The group, in earlier position papers submitted to legislators, reported the hardships exporters encounter in getting VAT refunds for their export sales, with some unable to get back the accumulated VAT they had paid for years.
"The exporters are worried about the refund of VAT on inputs that are currently in effect. So instead of zero VAT rated purchases, the exporters will now pay upfront the VAT as these are covered by exemption if part of their export products," Escalona said.
"Now, they will have to file for a refund under the new law. How long it will take to get their vat refund is what worries them," the export official said.
Earlier, Cebu Chamber of Commerce and Industry (CCCI) President Melanie Ng said the tax reform will allow the Philippines to compete globally.

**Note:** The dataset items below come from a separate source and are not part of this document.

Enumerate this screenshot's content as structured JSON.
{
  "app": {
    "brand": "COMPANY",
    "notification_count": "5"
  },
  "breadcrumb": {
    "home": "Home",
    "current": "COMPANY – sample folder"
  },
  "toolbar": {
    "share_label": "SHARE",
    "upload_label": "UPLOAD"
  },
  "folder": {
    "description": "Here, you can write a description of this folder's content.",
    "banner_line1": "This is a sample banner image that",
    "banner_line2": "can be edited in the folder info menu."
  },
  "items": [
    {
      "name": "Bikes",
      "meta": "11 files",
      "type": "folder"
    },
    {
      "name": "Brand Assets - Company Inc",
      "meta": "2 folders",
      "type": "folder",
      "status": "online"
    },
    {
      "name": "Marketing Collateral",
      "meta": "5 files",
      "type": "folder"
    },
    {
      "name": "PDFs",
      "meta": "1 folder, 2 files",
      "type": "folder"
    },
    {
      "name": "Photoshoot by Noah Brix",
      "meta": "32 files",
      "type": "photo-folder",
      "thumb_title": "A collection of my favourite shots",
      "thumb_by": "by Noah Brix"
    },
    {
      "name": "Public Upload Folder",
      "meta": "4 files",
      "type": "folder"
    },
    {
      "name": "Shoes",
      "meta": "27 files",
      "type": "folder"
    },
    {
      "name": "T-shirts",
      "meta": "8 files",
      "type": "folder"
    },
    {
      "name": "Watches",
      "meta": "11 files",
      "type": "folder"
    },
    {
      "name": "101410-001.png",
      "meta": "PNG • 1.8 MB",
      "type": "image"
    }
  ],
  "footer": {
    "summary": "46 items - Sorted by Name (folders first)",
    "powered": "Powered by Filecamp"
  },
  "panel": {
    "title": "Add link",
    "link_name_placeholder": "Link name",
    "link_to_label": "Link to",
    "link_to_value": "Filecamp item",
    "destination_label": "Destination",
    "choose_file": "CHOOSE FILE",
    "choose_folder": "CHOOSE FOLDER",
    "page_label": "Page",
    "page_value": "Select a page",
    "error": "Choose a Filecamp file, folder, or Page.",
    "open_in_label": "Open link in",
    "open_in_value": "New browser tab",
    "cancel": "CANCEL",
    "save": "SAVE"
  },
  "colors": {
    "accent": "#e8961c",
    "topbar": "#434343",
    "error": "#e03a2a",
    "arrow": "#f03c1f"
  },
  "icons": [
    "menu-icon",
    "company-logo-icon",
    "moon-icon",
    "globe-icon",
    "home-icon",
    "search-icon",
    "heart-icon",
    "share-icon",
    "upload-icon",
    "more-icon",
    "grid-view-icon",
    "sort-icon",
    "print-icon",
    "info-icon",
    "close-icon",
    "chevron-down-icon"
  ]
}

"Undeniably, our country has one of the highest income tax rates in the ASEAN region and in order for us to be able to compete in the global arena, we hope the tax reform program will soon be adapted to help address the high cost of doing business and contribute to our global competitiveness," Ng said.
Meanwhile, the National Economic and Development Authority (NEDA) welcomed the tax reform law.
“The implementation of TRAIN is essential as it will increase the spending capacity of the average working Filipino, boost revenue-to-GDP ratio, and fund government's infrastructure and human capital investment program,” said Socioeconomic Planning Secretary Ernesto Pernia.
The TRAIN bill exempts those with an annual income of P250,000 and below from personal income tax, and also adjusts excise taxes on fuel and automobiles.
“As we look forward to TRAIN's implementation next year, we will continue to rally for the full implementation of the CTRP to promote equity, and raise the needed revenues for government's programs and projects especially in infrastructure, education and health,” Pernia said.
NEDA's analysis shows that, with the CTRP, real gross domestic product (GDP) level will be higher by 0.5 to 1.1 percent by year 2022.
Meanwhile, NEDA also welcomes the passage of the General Appropriations Act (GAA) for 2018, which was also signed by the President Tuesday. The 2018 GAA proposes a national budget of PhP3.7-trillion, 12 percent higher than last year's budget.
“With the passing of TRAIN and the 2018 GAA, we are well on track in reaching our mediumterm targets. These are in line with the development strategies in the Philippine Development Plan (PDP) 2017-2022, which identifies tax reform, infrastructure development, and human capital investment as priorities,” Pernia said.